I had to cast my sketch, “I’d like you to play the part of Clara, I’d like you to be my narrator, and…” Once the roles are cast, I immediately proceed to shake as my words are read. I don’t like being a squirrely, twitchy person, but as you know, my writing being read out loud does this to me every time. It’s much worse if I have to read it. I watch everyone’s reactions to see how it’s playing out and to my delight they seem to be laughing. Whew, they get the jokes. I can tell when each one realizes what I’m parodying.

When it’s over, I throw my notebook down on my lap and prepare for the feedback on how to make it better. I can conceal my trembling easier on my lap than I can on the table.

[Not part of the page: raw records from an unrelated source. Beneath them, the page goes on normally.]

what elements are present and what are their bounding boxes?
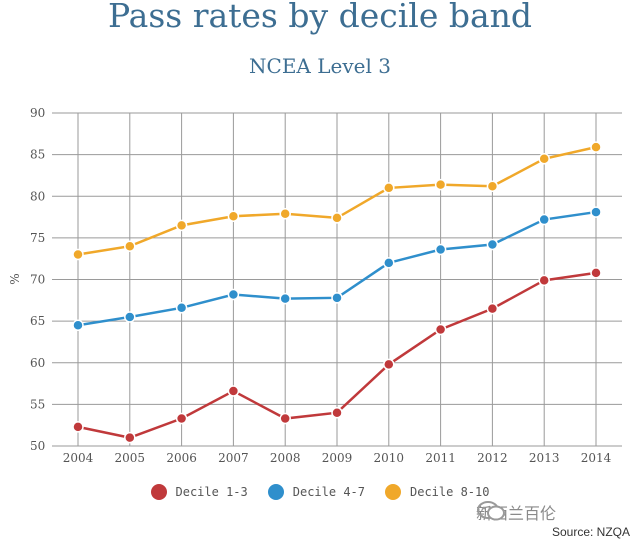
y-axis-label: % [8,273,22,284]
y-tick-label: 85 [30,148,45,162]
data-point [590,206,602,218]
x-tick-label: 2007 [218,451,249,465]
legend-label: Decile 1-3 [175,485,248,499]
data-point [72,319,84,332]
y-tick-label: 60 [30,356,45,370]
y-tick-label: 80 [30,189,45,203]
x-tick-label: 2008 [270,451,301,465]
data-point [383,358,395,371]
chart-title: Pass rates by decile band [107,0,533,35]
data-point [124,431,136,444]
data-point [486,180,499,193]
data-point [538,153,550,165]
x-tick-label: 2006 [166,451,197,465]
data-point [486,302,499,315]
data-point [175,219,188,232]
x-tick-label: 2013 [529,451,560,465]
x-tick-labels: 2004 2005 2006 2007 2008 2009 2010 2011 2012 2013… [63,451,612,465]
x-tick-label: 2005 [115,451,146,465]
y-tick-label: 90 [30,106,45,120]
y-tick-label: 50 [30,439,45,453]
data-point [175,302,188,314]
data-point [434,323,447,336]
y-tick-labels: 50 55 60 65 70 75 80 85 90 [30,106,45,453]
series-points [72,141,602,444]
y-tick-label: 75 [30,231,45,245]
legend-item: Decile 4-7 [267,484,365,500]
data-point [538,274,550,287]
source-note: Source: NZQA [551,525,630,539]
legend-item: Decile 8-10 [385,484,489,500]
data-point [279,412,291,425]
data-point [227,385,240,397]
y-tick-label: 70 [30,273,45,287]
data-point [486,238,499,251]
x-tick-label: 2014 [581,451,612,465]
data-point [383,257,395,269]
data-point [279,207,291,220]
x-tick-label: 2010 [374,451,405,465]
data-point [434,243,447,256]
data-point [175,412,188,425]
legend-marker [385,484,401,500]
data-point [538,213,550,226]
legend-label: Decile 4-7 [292,485,365,499]
x-tick-label: 2004 [63,451,94,465]
data-point [227,210,240,222]
data-point [590,267,602,279]
legend-label: Decile 8-10 [410,485,490,499]
data-point [72,421,84,433]
data-point [331,406,343,419]
data-point [383,182,395,194]
data-point [331,292,343,304]
legend-marker [267,484,284,500]
x-tick-label: 2009 [322,451,353,465]
x-tick-label: 2012 [477,451,508,465]
x-tick-label: 2011 [425,451,456,465]
wechat-icon [477,501,505,521]
data-point [124,311,136,323]
data-point [227,288,240,301]
legend-marker [150,484,167,500]
chart-subtitle: NCEA Level 3 [249,54,391,78]
data-point [279,292,291,305]
data-point [72,248,84,261]
data-point [331,212,343,224]
data-point [590,141,602,153]
y-tick-label: 55 [30,397,45,411]
data-point [124,240,136,252]
watermark: 新西兰百伦 [476,500,556,524]
y-tick-label: 65 [30,314,45,328]
legend: Decile 1-3 Decile 4-7 Decile 8-10 [0,484,640,500]
data-point [434,178,447,191]
legend-item: Decile 1-3 [150,484,248,500]
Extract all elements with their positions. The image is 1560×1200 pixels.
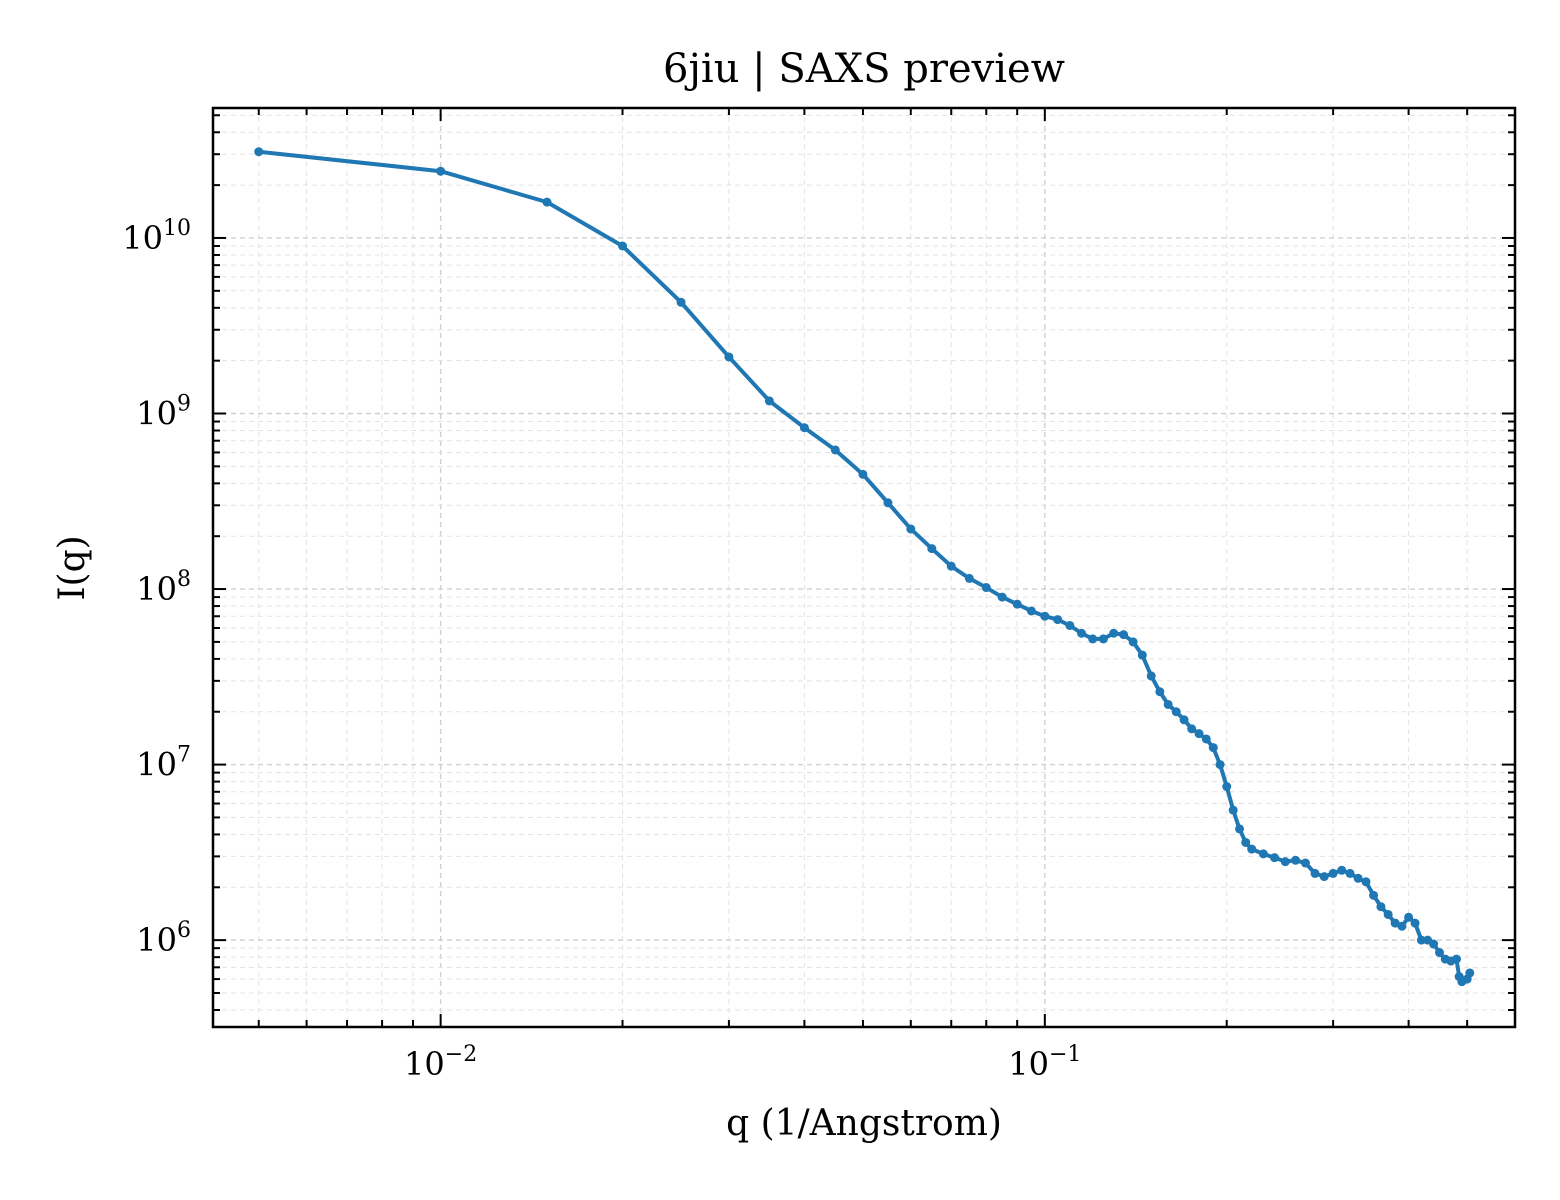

Morgan turns around and looks at me and says something like, “Beth, that was great. I have nothing.” Well, she likes me personally. She’s my friend. Did I mention that purse? So, I wait for someone else and that’s Jason, whose writing I admire greatly (in my next life I’d like to be as funny as he is). Jason adds, “I’ve also got nothing and I’d like you to submit this to the Etch-a-Sketch showcase I host on Fridays.” I don’t know any actors and shyly stammer that out. Jason responds, “I’d be glad to play a part.” That’s when the rest of the class chimes in, “me, too!”

The only real suggestion for a change I receive is, “maybe change the mummy’s name from Amenhotep to Tut – it’s easier to say.” (I may have killed my narrator with the number of times he had to say “Amenhotep” until our teacher finally gave him some relief by suggesting, “go ahead and say ‘the mummy’ instead”. Part of the fun of that sketch for me was forcing someone to say “Amenhotep” repeatedly. I’m a simple soul.)

I left class giddy and aglow. Their approval and willingness to play parts in my sketch was almost as a great as a “Best Girl” ribbon. So, tonight my sketch parody will appear in the theater’s sketch showcase and will star my super supportive classmates.

I guess I can’t quit until next Tuesday.